Malala’s pen name, Gul Makai, comes from the heroine of a Pakistani folk tale, a Romeo and Juliet story, where the lovers meet at school. The romance between Gul Makai and her lover, Musa Khan, creates a war between their tribes.
Gul Makai goes to the religious leaders and persuades them, by reference to the Holy Quran, that the grounds for the war are “frivolous.” Inspired by the teachings of a girl, the leaders place themselves between the warring parties, holding the Quran over their heads, and persuade the two sides as Gul Makai has persuaded them.
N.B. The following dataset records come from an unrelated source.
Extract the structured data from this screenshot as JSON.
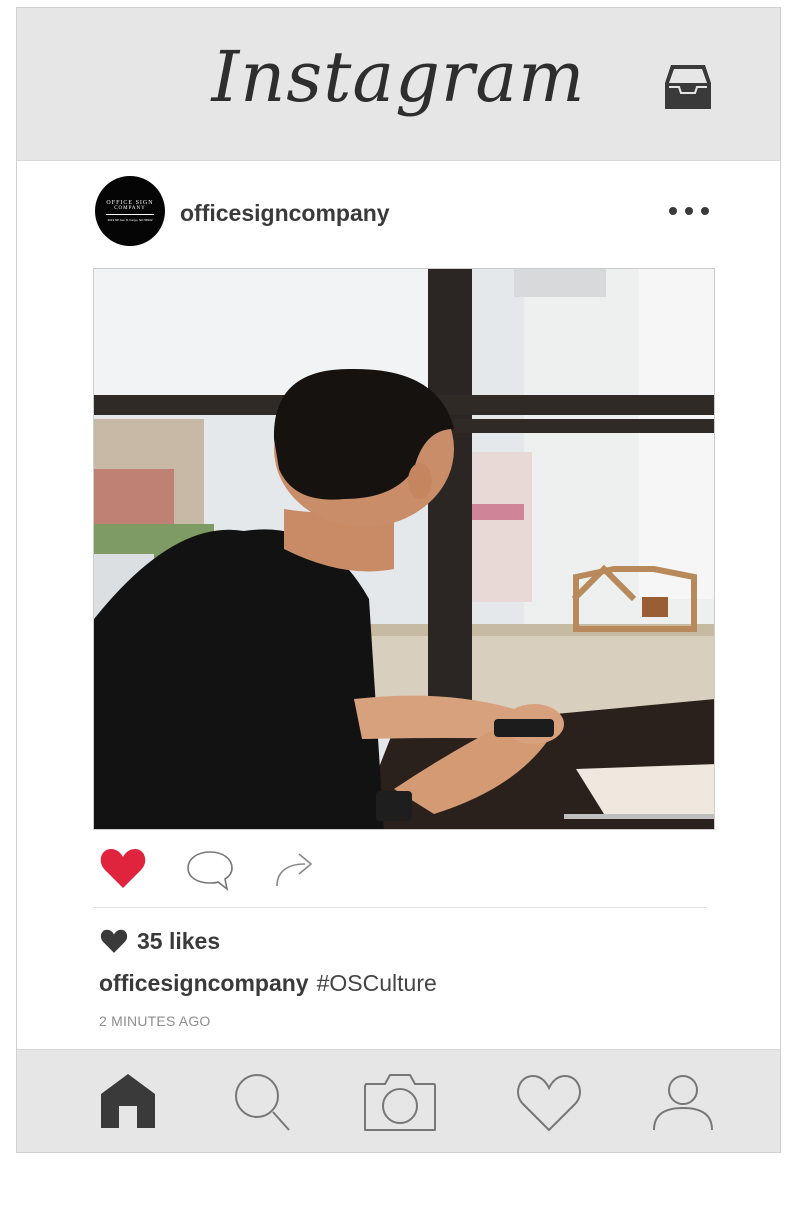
{
  "app": {
    "title": "Instagram"
  },
  "post": {
    "username": "officesigncompany",
    "avatar": {
      "line1": "OFFICE SIGN",
      "line2": "COMPANY",
      "line3": "3013 NP Ave N, Fargo, ND 58102"
    },
    "photo_alt": "man at window",
    "likes_text": "35 likes",
    "caption": {
      "username": "officesigncompany",
      "text": "#OSCulture"
    },
    "timestamp": "2 MINUTES AGO"
  },
  "icons": {
    "inbox": "inbox-icon",
    "more": "more-options-icon",
    "like": "heart-filled-icon",
    "comment": "comment-icon",
    "share": "share-arrow-icon",
    "nav": [
      "home-icon",
      "search-icon",
      "camera-icon",
      "heart-icon",
      "profile-icon"
    ]
  },
  "colors": {
    "like": "#e0243e",
    "bar": "#e6e6e6",
    "text": "#3a3a3a"
  }
}
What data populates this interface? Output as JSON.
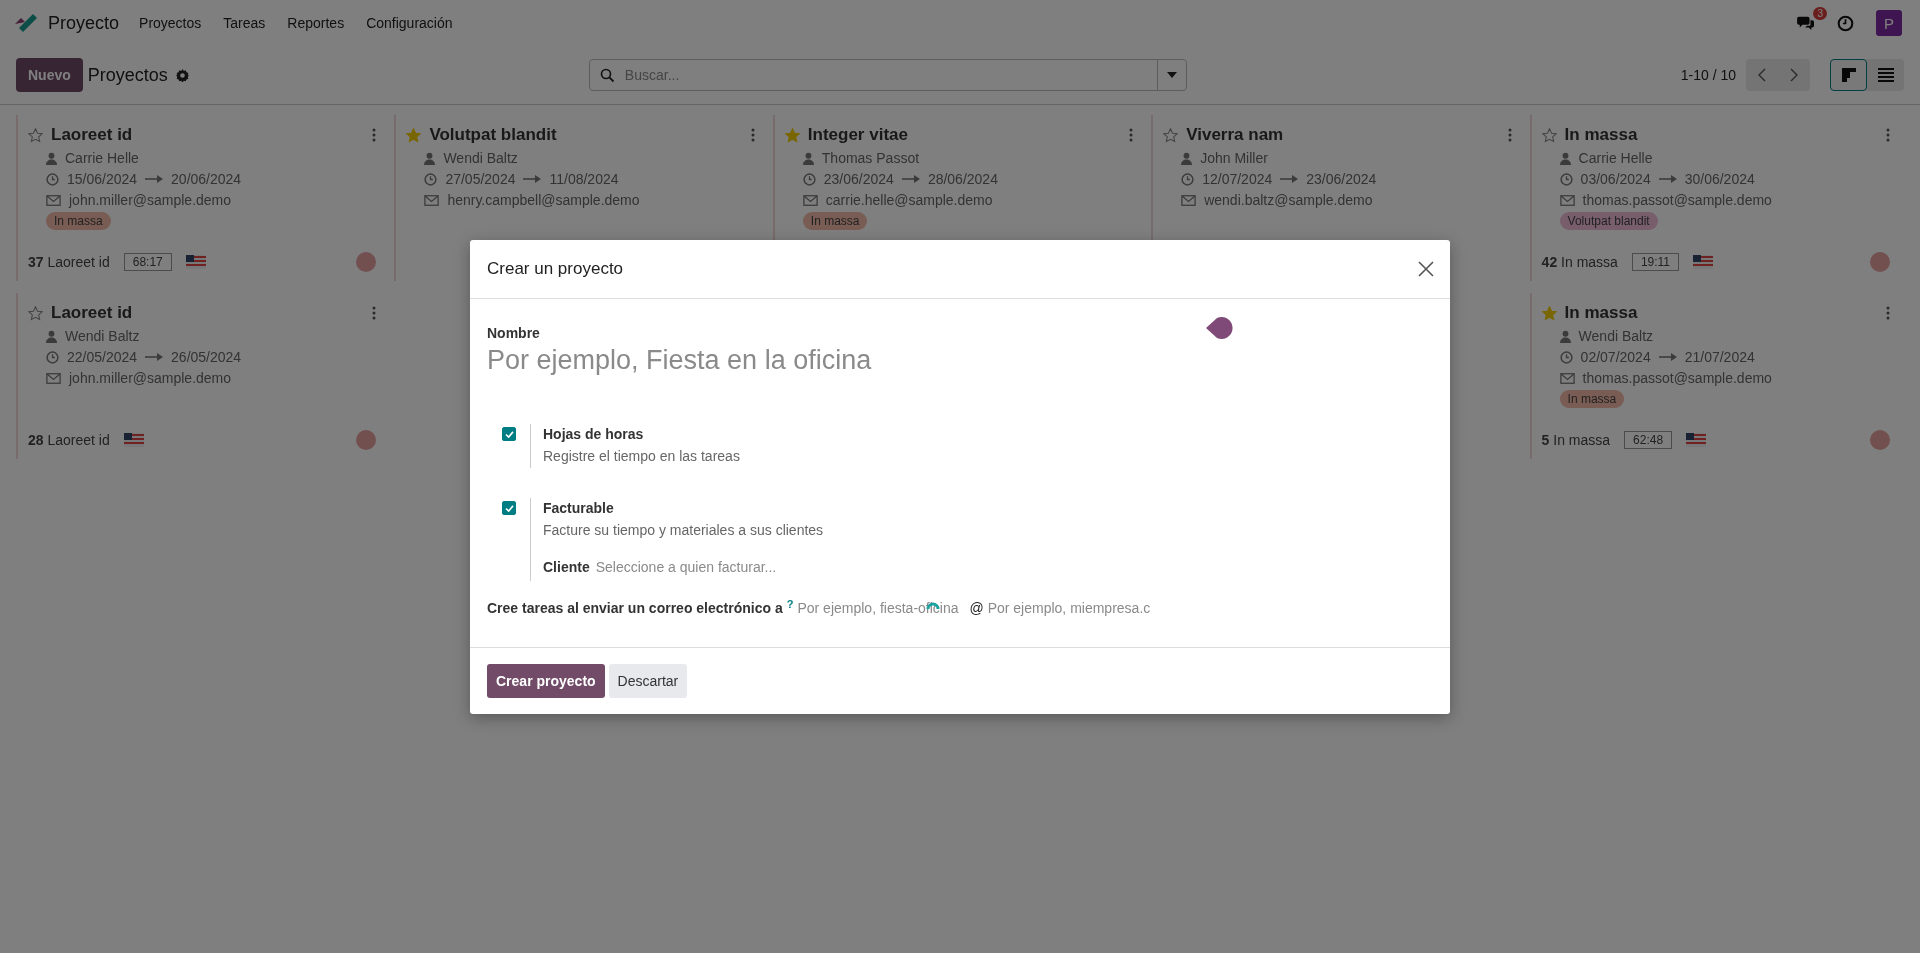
{
  "navbar": {
    "app_name": "Proyecto",
    "menus": [
      "Proyectos",
      "Tareas",
      "Reportes",
      "Configuración"
    ],
    "messages_badge": "3",
    "avatar": "P"
  },
  "control_panel": {
    "new_button": "Nuevo",
    "title": "Proyectos",
    "search_placeholder": "Buscar...",
    "pager": "1-10 / 10",
    "views": [
      {
        "kind": "kanban",
        "selected": true
      },
      {
        "kind": "list",
        "selected": false
      }
    ]
  },
  "kanban": {
    "cards": [
      {
        "title": "Laoreet id",
        "favorite": false,
        "user": "Carrie Helle",
        "start": "15/06/2024",
        "end": "20/06/2024",
        "email": "john.miller@sample.demo",
        "tag": "In massa",
        "color": "#795c53",
        "count": "37",
        "footer_name": "Laoreet id",
        "time": "68:17"
      },
      {
        "title": "Volutpat blandit",
        "favorite": true,
        "user": "Wendi Baltz",
        "start": "27/05/2024",
        "end": "11/08/2024",
        "email": "henry.campbell@sample.demo"
      },
      {
        "title": "Integer vitae",
        "favorite": true,
        "user": "Thomas Passot",
        "start": "23/06/2024",
        "end": "28/06/2024",
        "email": "carrie.helle@sample.demo",
        "tag": "In massa",
        "color": "#795c53"
      },
      {
        "title": "Viverra nam",
        "favorite": false,
        "user": "John Miller",
        "start": "12/07/2024",
        "end": "23/06/2024",
        "email": "wendi.baltz@sample.demo"
      },
      {
        "title": "In massa",
        "favorite": false,
        "user": "Carrie Helle",
        "start": "03/06/2024",
        "end": "30/06/2024",
        "email": "thomas.passot@sample.demo",
        "tag": "Volutpat blandit",
        "color": "#785e6b",
        "count": "42",
        "footer_name": "In massa",
        "time": "19:11"
      },
      {
        "title": "Laoreet id",
        "favorite": false,
        "user": "Wendi Baltz",
        "start": "22/05/2024",
        "end": "26/05/2024",
        "email": "john.miller@sample.demo",
        "count": "28",
        "footer_name": "Laoreet id"
      },
      {
        "title": "In massa",
        "favorite": true,
        "user": "Wendi Baltz",
        "start": "02/07/2024",
        "end": "21/07/2024",
        "email": "thomas.passot@sample.demo",
        "tag": "In massa",
        "color": "#795c53",
        "count": "5",
        "footer_name": "In massa",
        "time": "62:48"
      }
    ]
  },
  "dialog": {
    "title": "Crear un proyecto",
    "name_label": "Nombre",
    "name_placeholder": "Por ejemplo, Fiesta en la oficina",
    "options": [
      {
        "label": "Hojas de horas",
        "description": "Registre el tiempo en las tareas",
        "checked": true
      },
      {
        "label": "Facturable",
        "description": "Facture su tiempo y materiales a sus clientes",
        "checked": true,
        "customer_label": "Cliente",
        "customer_placeholder": "Seleccione a quien facturar..."
      }
    ],
    "email_label": "Cree tareas al enviar un correo electrónico a",
    "email_help": "?",
    "alias_placeholder": "Por ejemplo, fiesta-oficina",
    "at": "@",
    "domain_placeholder": "Por ejemplo, miempresa.c",
    "buttons": [
      {
        "label": "Crear proyecto",
        "kind": "primary"
      },
      {
        "label": "Descartar",
        "kind": "secondary"
      }
    ]
  }
}
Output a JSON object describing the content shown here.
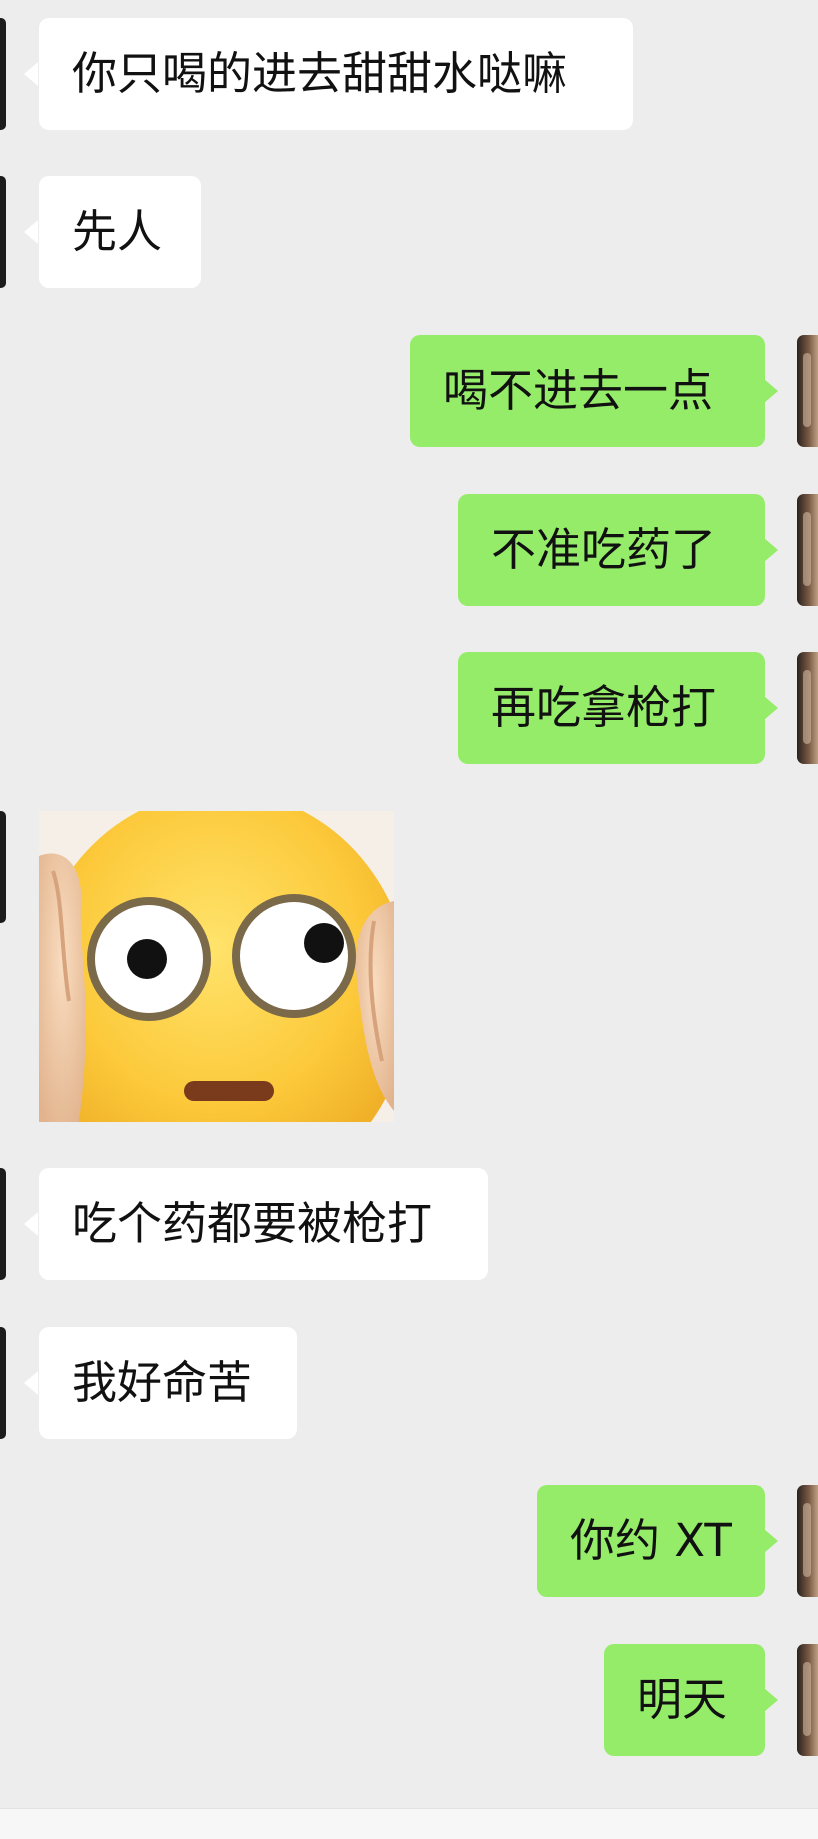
{
  "messages": [
    {
      "side": "in",
      "text": "你只喝的进去甜甜水哒嘛"
    },
    {
      "side": "in",
      "text": "先人"
    },
    {
      "side": "out",
      "text": "喝不进去一点"
    },
    {
      "side": "out",
      "text": "不准吃药了"
    },
    {
      "side": "out",
      "text": "再吃拿枪打"
    },
    {
      "side": "in",
      "type": "sticker",
      "icon": "flushed-face-covering-ears-emoji"
    },
    {
      "side": "in",
      "text": "吃个药都要被枪打"
    },
    {
      "side": "in",
      "text": "我好命苦"
    },
    {
      "side": "out",
      "text": "你约 XT"
    },
    {
      "side": "out",
      "text": "明天"
    }
  ],
  "colors": {
    "background": "#ededed",
    "incoming_bubble": "#ffffff",
    "outgoing_bubble": "#95ec69",
    "text": "#111111"
  }
}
To seal the peace, the lovers are united in marriage.
According to the English translation by Masud-Ul-Hasan, “Most of the love stories generally have tragic ends; in the case of…. Musa Khan and Gul Makai… events took a different turn. The credit for this goes to Gul Makai. She did not rest content to love, and die. She was a woman of action; she loved, won, and lived.”
Until Gul Makai, Malala Yousafzai, the lover of knowledge, is out of the hospital, this old retired teacher will hide behind the face of a brave young girl. I am Malala.
Steve Russell, Cherokee Nation of Oklahoma, is a Texas trial court judge by assignment and associate professor emeritus of criminal justice at Indiana University-Bloomington. He lives in Georgetown, Texas.